Truly spectacular. Moyan Brenn/flickr, CC BY

Don’t panic: the northern lights won’t be turning off anytime soon

The northern lights are nature’s very own magnificent light show. They are the mesmerising end result of electrically charged particles from the sun colliding with the Earth’s upper atmosphere. Though more frequently witnessed from the polar regions, the UK and other places on similar latitudes are lucky enough for the aurora borealis to occasionally grace their night sky.

But recent reports now claim the phenomenon may no longer be visible from places such as the UK – instead confined to the North Pole. But is this correct?

The northern lights are driven by activity on the sun and the sun’s activity waxes and wanes over an 11-year period known as a solar cycle. The number of large-scale aurora events, the type that is visible from places such as the UK, tends to follow this cycle. But each solar cycle is different, with the maximum and minimum activity varying between each cycle.

Predicting solar activity

Current predictions suggest that we are headed for a period of particularly weak solar cycles, where the solar maximum of each cycle will not result in much solar activity. We call this a grand solar minimum.

The number of sunspots observed on the sun. Global Warming Art/Wikipedia

Grand solar minimums can last for several decades or even centuries and have occurred throughout history. Although solar output does decline during these periods, it doesn’t mean that we are heading for a new ice age.

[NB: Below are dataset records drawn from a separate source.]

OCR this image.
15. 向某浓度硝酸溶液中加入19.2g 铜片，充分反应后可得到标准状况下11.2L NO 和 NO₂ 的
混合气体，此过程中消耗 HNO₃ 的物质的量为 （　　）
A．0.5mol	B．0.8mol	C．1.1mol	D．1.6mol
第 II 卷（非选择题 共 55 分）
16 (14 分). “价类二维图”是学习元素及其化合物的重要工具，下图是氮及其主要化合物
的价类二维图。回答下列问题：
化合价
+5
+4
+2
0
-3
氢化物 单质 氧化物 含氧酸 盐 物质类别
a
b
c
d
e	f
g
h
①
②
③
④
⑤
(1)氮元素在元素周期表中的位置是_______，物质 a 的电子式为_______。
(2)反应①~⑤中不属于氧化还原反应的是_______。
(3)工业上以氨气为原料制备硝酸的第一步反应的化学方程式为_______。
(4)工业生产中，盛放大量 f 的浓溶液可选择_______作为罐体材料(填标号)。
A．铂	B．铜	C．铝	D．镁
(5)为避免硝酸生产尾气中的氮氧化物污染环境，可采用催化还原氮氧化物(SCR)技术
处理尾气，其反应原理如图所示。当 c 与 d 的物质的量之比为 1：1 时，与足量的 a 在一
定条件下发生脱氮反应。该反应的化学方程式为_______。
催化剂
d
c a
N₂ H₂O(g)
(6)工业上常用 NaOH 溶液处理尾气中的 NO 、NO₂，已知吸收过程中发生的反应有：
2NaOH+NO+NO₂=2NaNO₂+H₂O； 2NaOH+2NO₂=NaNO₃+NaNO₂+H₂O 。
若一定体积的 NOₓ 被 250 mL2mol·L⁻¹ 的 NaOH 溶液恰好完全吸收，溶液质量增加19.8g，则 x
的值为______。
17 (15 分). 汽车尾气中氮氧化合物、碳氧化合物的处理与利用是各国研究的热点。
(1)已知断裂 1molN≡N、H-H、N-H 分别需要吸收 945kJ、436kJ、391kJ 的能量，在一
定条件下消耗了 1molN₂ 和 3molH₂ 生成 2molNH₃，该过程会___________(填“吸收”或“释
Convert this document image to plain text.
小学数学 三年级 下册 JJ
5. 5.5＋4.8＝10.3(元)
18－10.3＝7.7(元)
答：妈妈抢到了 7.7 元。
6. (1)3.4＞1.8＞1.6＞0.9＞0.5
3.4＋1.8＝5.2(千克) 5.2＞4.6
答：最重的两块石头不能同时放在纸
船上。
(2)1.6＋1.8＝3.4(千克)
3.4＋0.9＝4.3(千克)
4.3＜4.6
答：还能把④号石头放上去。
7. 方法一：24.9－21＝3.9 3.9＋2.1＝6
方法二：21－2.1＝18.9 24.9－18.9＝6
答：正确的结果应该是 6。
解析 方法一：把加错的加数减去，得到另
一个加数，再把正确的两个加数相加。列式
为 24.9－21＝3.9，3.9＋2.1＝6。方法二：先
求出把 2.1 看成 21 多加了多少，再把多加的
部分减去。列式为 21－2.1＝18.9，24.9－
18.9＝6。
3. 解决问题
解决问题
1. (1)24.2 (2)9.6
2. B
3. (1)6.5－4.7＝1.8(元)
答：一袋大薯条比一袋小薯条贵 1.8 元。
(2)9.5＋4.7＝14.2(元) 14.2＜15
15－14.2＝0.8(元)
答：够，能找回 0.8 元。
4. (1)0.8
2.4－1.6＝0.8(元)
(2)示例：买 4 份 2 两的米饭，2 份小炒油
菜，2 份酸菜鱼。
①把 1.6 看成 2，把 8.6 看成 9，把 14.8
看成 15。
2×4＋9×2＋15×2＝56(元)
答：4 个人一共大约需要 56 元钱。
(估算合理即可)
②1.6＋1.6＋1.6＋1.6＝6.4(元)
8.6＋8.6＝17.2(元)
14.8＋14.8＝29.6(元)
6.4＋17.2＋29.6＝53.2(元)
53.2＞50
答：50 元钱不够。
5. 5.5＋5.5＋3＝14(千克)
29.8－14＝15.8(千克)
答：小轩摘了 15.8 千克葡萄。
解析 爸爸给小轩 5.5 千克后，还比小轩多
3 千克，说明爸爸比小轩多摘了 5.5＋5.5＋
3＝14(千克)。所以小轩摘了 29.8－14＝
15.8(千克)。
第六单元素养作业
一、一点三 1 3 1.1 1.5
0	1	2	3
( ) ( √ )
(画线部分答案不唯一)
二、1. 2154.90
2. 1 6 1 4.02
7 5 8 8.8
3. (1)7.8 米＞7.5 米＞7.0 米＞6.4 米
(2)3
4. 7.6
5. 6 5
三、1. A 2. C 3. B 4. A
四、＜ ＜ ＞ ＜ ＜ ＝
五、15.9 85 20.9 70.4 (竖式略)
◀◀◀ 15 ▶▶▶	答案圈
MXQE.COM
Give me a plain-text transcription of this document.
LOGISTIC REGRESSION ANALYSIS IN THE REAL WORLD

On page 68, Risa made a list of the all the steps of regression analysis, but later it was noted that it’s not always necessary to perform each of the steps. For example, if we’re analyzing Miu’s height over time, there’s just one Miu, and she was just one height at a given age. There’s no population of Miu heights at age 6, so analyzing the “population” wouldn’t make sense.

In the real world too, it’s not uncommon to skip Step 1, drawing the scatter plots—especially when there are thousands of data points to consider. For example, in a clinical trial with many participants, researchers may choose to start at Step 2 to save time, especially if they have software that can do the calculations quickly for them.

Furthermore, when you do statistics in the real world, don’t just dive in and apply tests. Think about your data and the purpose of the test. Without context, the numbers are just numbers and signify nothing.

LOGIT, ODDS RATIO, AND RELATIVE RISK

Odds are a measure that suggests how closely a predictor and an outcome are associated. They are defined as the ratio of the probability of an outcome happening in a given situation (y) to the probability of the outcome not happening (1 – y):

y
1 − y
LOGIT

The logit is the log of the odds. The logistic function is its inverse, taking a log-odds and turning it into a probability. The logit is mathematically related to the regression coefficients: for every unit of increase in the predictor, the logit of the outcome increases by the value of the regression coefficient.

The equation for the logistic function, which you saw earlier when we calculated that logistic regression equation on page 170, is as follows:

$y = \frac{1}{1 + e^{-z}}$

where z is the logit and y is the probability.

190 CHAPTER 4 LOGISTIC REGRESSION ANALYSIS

A study recently published in Nature has modelled the perhaps most well-known grand solar minimum, called the “Maunder minimum”. This particular grand solar minimum started in 1645 and finally ended 70 years later. During this time only 50 sunspots, structures on the sun that act as a measure of its activity, were observed. This is compared to the 40,000-50,000 that we would expect during a period of “normal” activity lasting that long.

Sunspots (black) visible on the sun. NASA/SDO/AIA/HMI/Goddard Space Flight Center

The authors of the study found that during the Maunder minimum, the solar wind, which drives the aurora, dramatically weakened. They also illustrate that as the solar wind weakens, so too will the aurora.

If we are in fact heading into a new grand solar minimum, it stands to reason that we might see less of nature’s beautiful spectacle. But does that mean we’ll stop seeing it from the UK altogether as some have suggested?

Lessons from the past

Looking back at historical records of aurora sightings might provide the answer. Fortunately, a study has done just that. The authors analysed auroral observations during two grand solar minimums– including the Maunder minimum. They found that the number of aurora sightings from below 56° magnetic latitude (which is similar to geographic latitude but measured from the magnetic pole rather than the geographic pole) did indeed decrease. But they did not stop altogether.

That value of 56° magnetic latitude is actually quite important as it happens to coincide with the magnetic latitude of the UK (more specifically somewhere close to Lancaster, England).

The aurora captured from Groomsport, Northern Ireland (UK). Philip McErlean/flickr

So what’s my prediction for the aurora over the next century? If the models are correct and we do head into a grand solar minimum, then solar activity is going to decrease – and remain at very low levels for decades to come. With this decrease in solar activity, aurora sightings from outside the polar regions are going to become rarer. But that doesn’t necessarily mean they’ll stop altogether. It also isn’t certain that we are heading for a grand solar minimum or – even if we are – when it might occur.

So while that elusive light show might get even more elusive, don’t fret just yet: the northern lights aren’t going out anytime soon.